By Osamah Khalil
AL-ARISH, EGYPT—It is 4:30 a.m. and al-Arish’s souq is alive and packed with people. When asked where they are from, the inevitable reply with a broad grin is, “I am from Palestine!” This sleepy Egyptian resort town nestled in the middle of the northern Sinai coast has been virtually transformed over the past 48 hours by a massive influx of Palestinians from Gaza. Palestinians from across Gaza crowd the souq’s coffee houses and sandwich shops. An even greater number simply hang out, walking the city streets, talking, joking and smoking cigarettes, clearly enjoying the different scenery and “smelling new air.”
Since the towering metal and concrete border wall that Israel began to erect in 2003 was demolished by Hamas early on the morning of Jan. 23, hundreds of thousands of Gazans have crossed the border with Egypt daily. Traveling by foot, car, truck and donkey cart it is an unbelievable — almost indescribable — movement of people. The highway is jammed with packed taxis and pick-up trucks whose beds are filled beyond capacity and racing from Egyptian Rafah to al-Arish. Some journalists have called it a huge “jail break,” and while the prison analogy is apt, it does not accurately describe the horrors and humiliation suffered by Gazans during 40 years of occupation and more than 18 months of sanctions and siege. Perhaps the best description of how Gazans feel is a deep exhale of relief and some joy — both rare commodities here.
Gaza’s economy has been devastated by a combination of sanctions since Hamas was elected in January 2006 and the siege that was imposed by Israel after the Hamas militia defeated Fatah forces in June 2007. In the first 24 hours after the wall fell, Palestinians rushed to buy essential supplies, everything from gas to flour. Items barred from entering Gaza during the siege were also among the first items purchased, including concrete, the lack of which has brought construction in the territory to a halt.
Although the wall has come down, the siege continues. Rafah, which receives some power supplies from Egypt, still has daily blackouts of eight hours a day. Northern and middle Gaza, including Gaza City, which rely on Israel for the vast majority of their power needs, have less than eight hours of electricity a day. Israel’s resumption of fuel supplies ensures that only the most basic needs will be met, in particular that of the health sector, to avoid adverse media attention.

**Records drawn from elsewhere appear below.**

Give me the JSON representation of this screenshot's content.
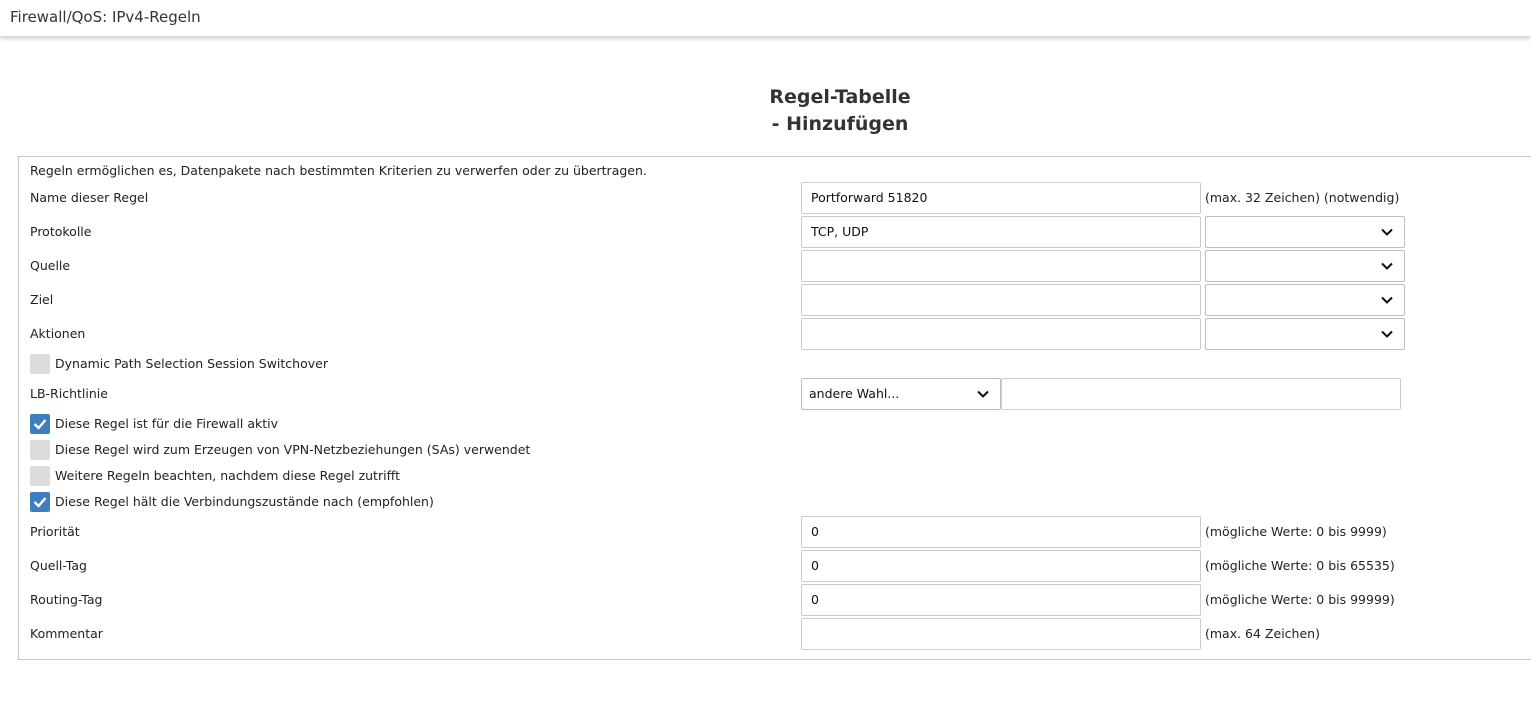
{
  "header": {
    "title": "Firewall/QoS: IPv4-Regeln"
  },
  "heading": {
    "line1": "Regel-Tabelle",
    "line2": "- Hinzufügen"
  },
  "form": {
    "intro": "Regeln ermöglichen es, Datenpakete nach bestimmten Kriterien zu verwerfen oder zu übertragen.",
    "name": {
      "label": "Name dieser Regel",
      "value": "Portforward 51820",
      "hint": "(max. 32 Zeichen) (notwendig)"
    },
    "protokolle": {
      "label": "Protokolle",
      "value": "TCP, UDP",
      "select_value": ""
    },
    "quelle": {
      "label": "Quelle",
      "value": "",
      "select_value": ""
    },
    "ziel": {
      "label": "Ziel",
      "value": "",
      "select_value": ""
    },
    "aktionen": {
      "label": "Aktionen",
      "value": "",
      "select_value": ""
    },
    "dynamic_path": {
      "label": "Dynamic Path Selection Session Switchover",
      "checked": false
    },
    "lb_richtlinie": {
      "label": "LB-Richtlinie",
      "select_value": "andere Wahl...",
      "value": ""
    },
    "firewall_aktiv": {
      "label": "Diese Regel ist für die Firewall aktiv",
      "checked": true
    },
    "vpn_sas": {
      "label": "Diese Regel wird zum Erzeugen von VPN-Netzbeziehungen (SAs) verwendet",
      "checked": false
    },
    "weitere_regeln": {
      "label": "Weitere Regeln beachten, nachdem diese Regel zutrifft",
      "checked": false
    },
    "verbindungszustaende": {
      "label": "Diese Regel hält die Verbindungszustände nach (empfohlen)",
      "checked": true
    },
    "prioritaet": {
      "label": "Priorität",
      "value": "0",
      "hint": "(mögliche Werte: 0 bis 9999)"
    },
    "quell_tag": {
      "label": "Quell-Tag",
      "value": "0",
      "hint": "(mögliche Werte: 0 bis 65535)"
    },
    "routing_tag": {
      "label": "Routing-Tag",
      "value": "0",
      "hint": "(mögliche Werte: 0 bis 99999)"
    },
    "kommentar": {
      "label": "Kommentar",
      "value": "",
      "hint": "(max. 64 Zeichen)"
    }
  },
  "icons": {
    "chevron": "chevron-down-icon",
    "check": "checkmark-icon"
  },
  "colors": {
    "checkbox_checked": "#3d7ebf",
    "checkbox_unchecked": "#dcdcdc",
    "input_border": "#cccccc"
  }
}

Walking the length of the now partially demolished Rafah wall, one is struck by two contrasting and competing realities. On the one side lies the sliced and twisted remnant of Israel’s siege policy backed and underwritten by Washington, a clear demonstration that a people can only be suppressed and oppressed for so long. On the other side is the human cost, the more than 3,000 houses demolished by Israel in order to build the wall. The remnants of those houses remain, creating a vast moonscape of blasted concrete and sand, roughly a kilometer wide and several kilometers long. Fida Qishta, a teacher and blogger from Rafah, points out where her house once stood, as well as those of other relatives. Beyond the sea of demolished houses are those still inhabited but riddled with bullet and shell holes from the past eight years. Her young cousin Walaa explains, “this is our life,” and it sums up both realties.
Whether the destruction of the Rafah wall will change the reality of life in Gaza remains to be seen. The days since Jan. 23 have also demonstrated that there is more to the destruction of the Rafah wall than the simple Hamas-Fatah dichotomy or the inane commentary about its impact on the “peace process.” Hamas could destroy the wall, but unless Palestinians were willing to cross the border and face the threat of Egyptian security forces it would have been a futile gesture. That Palestinians went over that line again and again illustrates the powerful urge for freedom from oppression and occupation. More importantly, it demonstrates what Palestinians can do when they act as a collective body.
The destruction of the Rafah wall was quite simply a victory of, and for, the Palestinian people. One can only hope that this time will be the first wall of many to fall in Palestine.